Abbas Kiarostami’s Ten has been a highlight of my ongoing and extremely rewarding mini-Iranian film fest. For the uninitiated, in Ten, Kiarostami films ten conversations, each of which takes place in the front seat of a single car over an undefined period of days or weeks. The driver of the car, a woman, appears in every scene. She converses with her son, her sister, a friend, and even a couple of strangers. Kiarostami films the action by placing two digital cameras on the dash, one facing the driver’s seat, the other the passenger’s. The film’s formal conceits and socio-political commentary provide ample opportunities for discussion.
With the film located entirely within the front seat of a single automobile driven by a woman, the director creates a space to relate with those “lesser” or “forgotten” members of Middle Eastern society: women and children. This gives viewers a unique opportunity to enter into the world of Middle Eastern women, so often covered up by patriarchal society. Kiarostami presents them as a diverse group, with differing views and reactions to any number of societal issues: sex, marriage, divorce, prayer, parenting, and beauty.
Yet while their diversity is apparent, the formal constraints of the single camera placement go beyond opportunities for interesting and occasionally mundane conversation. The single camera placement presents a confined and constricted space, mirrored in a way through the traditional head scarves the women wear. Of interest here is not simply that the car proves restrictive in some sense, but that by its very nature, it allows greater freedom through the ability to travel greater distances. No doubt these women travel to a variety of places quickly, but in the context of the film, we only ever see them inside or connected with this moving metal box. Such a move on Kiarostami’s part offers a unique portrait of contemporary Iranian society: greater freedom, albeit with continued and constant restraint.

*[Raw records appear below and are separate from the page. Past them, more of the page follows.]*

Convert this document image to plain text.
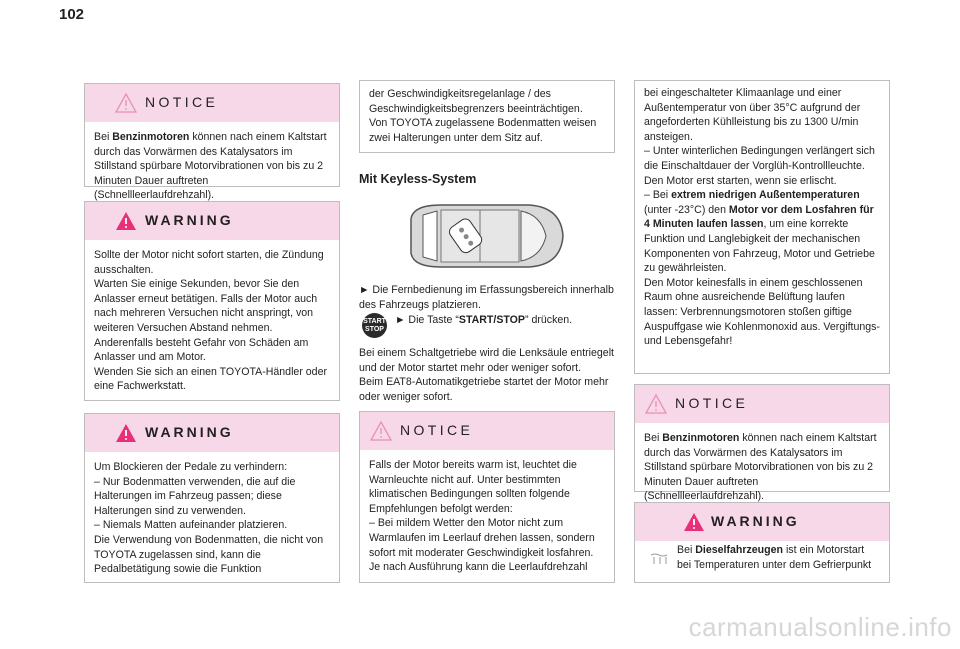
102
NOTICE

Bei Benzinmotoren können nach einem Kaltstart durch das Vorwärmen des Katalysators im Stillstand spürbare Motorvibrationen von bis zu 2 Minuten Dauer auftreten (Schnellleerlaufdrehzahl).

WARNING
Sollte der Motor nicht sofort starten, die Zündung ausschalten.
Warten Sie einige Sekunden, bevor Sie den Anlasser erneut betätigen. Falls der Motor auch nach mehreren Versuchen nicht anspringt, von weiteren Versuchen Abstand nehmen. Anderenfalls besteht Gefahr von Schäden am Anlasser und am Motor.
Wenden Sie sich an einen TOYOTA-Händler oder eine Fachwerkstatt.
WARNING
Um Blockieren der Pedale zu verhindern:
– Nur Bodenmatten verwenden, die auf die Halterungen im Fahrzeug passen; diese Halterungen sind zu verwenden.
– Niemals Matten aufeinander platzieren.
Die Verwendung von Bodenmatten, die nicht von TOYOTA zugelassen sind, kann die Pedalbetätigung sowie die Funktion
der Geschwindigkeitsregelanlage / des Geschwindigkeitsbegrenzers beeinträchtigen.
Von TOYOTA zugelassene Bodenmatten weisen zwei Halterungen unter dem Sitz auf.
Mit Keyless-System
► Die Fernbedienung im Erfassungsbereich innerhalb des Fahrzeugs platzieren.
START
STOP
► Die Taste “START/STOP” drücken.
Bei einem Schaltgetriebe wird die Lenksäule entriegelt und der Motor startet mehr oder weniger sofort.
Beim EAT8-Automatikgetriebe startet der Motor mehr oder weniger sofort.
NOTICE
Falls der Motor bereits warm ist, leuchtet die Warnleuchte nicht auf. Unter bestimmten klimatischen Bedingungen sollten folgende Empfehlungen befolgt werden:
– Bei mildem Wetter den Motor nicht zum Warmlaufen im Leerlauf drehen lassen, sondern sofort mit moderater Geschwindigkeit losfahren.
Je nach Ausführung kann die Leerlaufdrehzahl
bei eingeschalteter Klimaanlage und einer Außentemperatur von über 35°C aufgrund der angeforderten Kühlleistung bis zu 1300 U/min ansteigen.
– Unter winterlichen Bedingungen verlängert sich die Einschaltdauer der Vorglüh-Kontrollleuchte. Den Motor erst starten, wenn sie erlischt.
– Bei extrem niedrigen Außentemperaturen (unter -23°C) den Motor vor dem Losfahren für 4 Minuten laufen lassen, um eine korrekte Funktion und Langlebigkeit der mechanischen Komponenten von Fahrzeug, Motor und Getriebe zu gewährleisten.
Den Motor keinesfalls in einem geschlossenen Raum ohne ausreichende Belüftung laufen lassen: Verbrennungsmotoren stoßen giftige Auspuffgase wie Kohlenmonoxid aus. Vergiftungs- und Lebensgefahr!
NOTICE

Bei Benzinmotoren können nach einem Kaltstart durch das Vorwärmen des Katalysators im Stillstand spürbare Motorvibrationen von bis zu 2 Minuten Dauer auftreten (Schnellleerlaufdrehzahl).

WARNING

Bei Dieselfahrzeugen ist ein Motorstart bei Temperaturen unter dem Gefrierpunkt

carmanualsonline.info
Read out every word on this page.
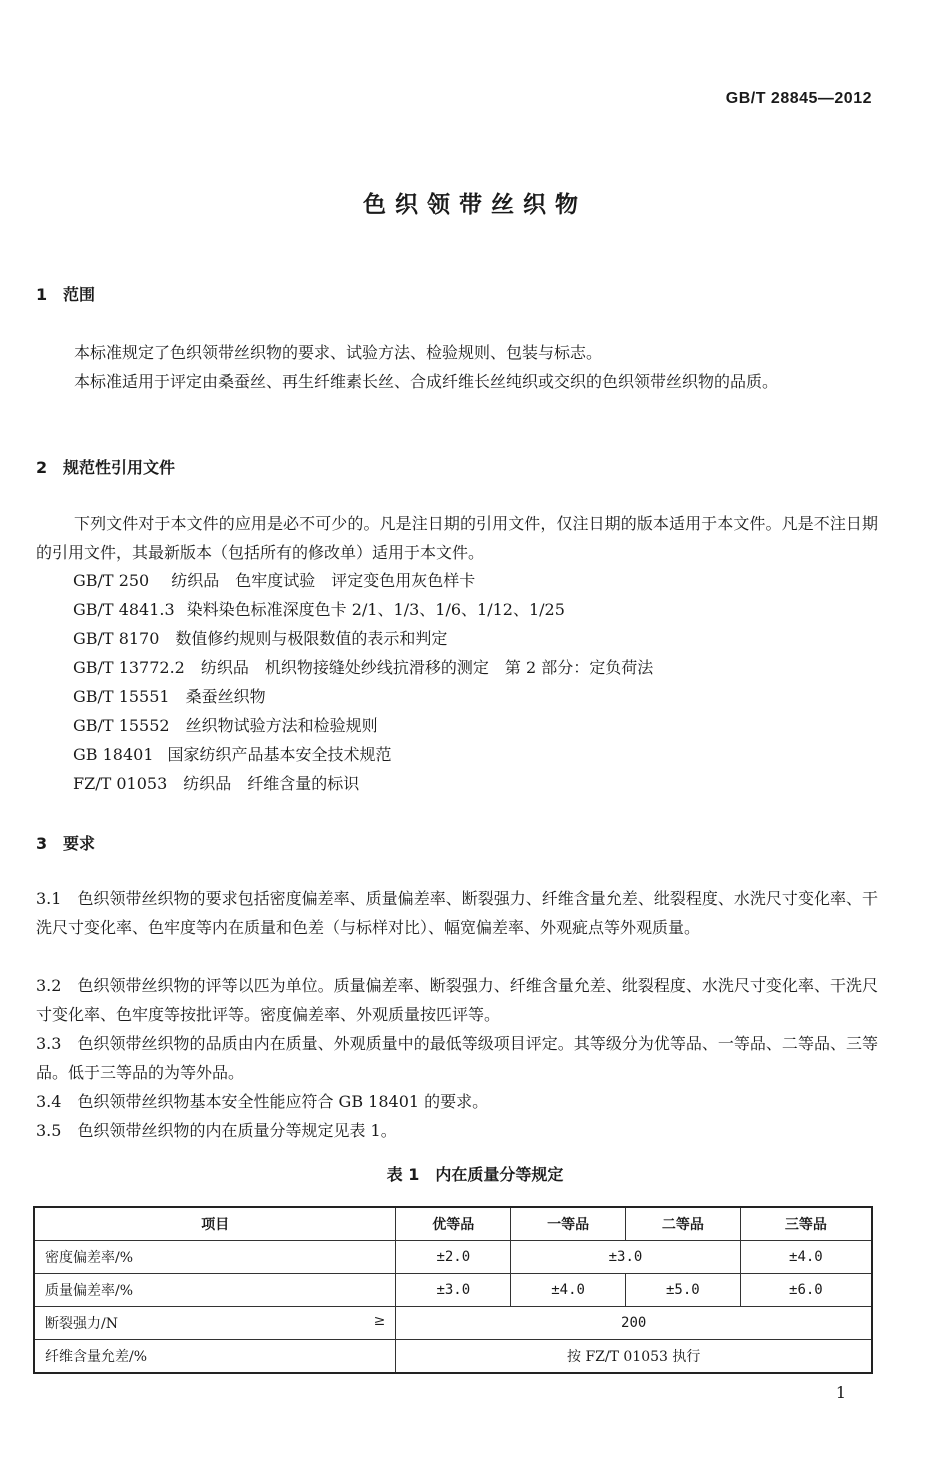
GB/T 28845—2012
色织领带丝织物
1 范围
本标准规定了色织领带丝织物的要求、试验方法、检验规则、包装与标志。
本标准适用于评定由桑蚕丝、再生纤维素长丝、合成纤维长丝纯织或交织的色织领带丝织物的品质。
2 规范性引用文件
下列文件对于本文件的应用是必不可少的。凡是注日期的引用文件，仅注日期的版本适用于本文件。凡是不注日期的引用文件，其最新版本（包括所有的修改单）适用于本文件。
GB/T 250 纺织品　色牢度试验　评定变色用灰色样卡
GB/T 4841.3 染料染色标准深度色卡 2/1、1/3、1/6、1/12、1/25
GB/T 8170 数值修约规则与极限数值的表示和判定
GB/T 13772.2 纺织品　机织物接缝处纱线抗滑移的测定　第 2 部分：定负荷法
GB/T 15551 桑蚕丝织物
GB/T 15552 丝织物试验方法和检验规则
GB 18401 国家纺织产品基本安全技术规范
FZ/T 01053 纺织品　纤维含量的标识
3 要求
3.1　 色织领带丝织物的要求包括密度偏差率、质量偏差率、断裂强力、纤维含量允差、纰裂程度、水洗尺寸变化率、干洗尺寸变化率、色牢度等内在质量和色差（与标样对比）、幅宽偏差率、外观疵点等外观质量。
3.2　 色织领带丝织物的评等以匹为单位。质量偏差率、断裂强力、纤维含量允差、纰裂程度、水洗尺寸变化率、干洗尺寸变化率、色牢度等按批评等。密度偏差率、外观质量按匹评等。
3.3　 色织领带丝织物的品质由内在质量、外观质量中的最低等级项目评定。其等级分为优等品、一等品、二等品、三等品。低于三等品的为等外品。
3.4　 色织领带丝织物基本安全性能应符合 GB 18401 的要求。
3.5　 色织领带丝织物的内在质量分等规定见表 1。
表 1　内在质量分等规定
项目	优等品	一等品	二等品	三等品
密度偏差率/%	±2.0	±3.0		±4.0
质量偏差率/%	±3.0	±4.0	±5.0	±6.0
断裂强力/N ≥	200			
纤维含量允差/%	按 FZ/T 01053 执行			
1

Playing off this idea, when the driver picks up two different strangers, one a devout worshipper, the other a prostitute, Kiarostami appears to notice the peculiarity of the two women, both of whom appear on camera only as they are outside the car. In this way they avoid the constraints the vehicle provides. One is devoted to religion, the other to sex, one to the spiritual life, the other to the fleshly. Yet at each of these extremes, these women find a kind of freedom from the social restrictions that bind most middle-of-the-road women. This is further solidified in a dramatic scene near the end when the driver’s friend and fellow worshipper reveals her own extreme reaction to a loss in her life. At least for these women, it appears freedom comes only at the fringes of society.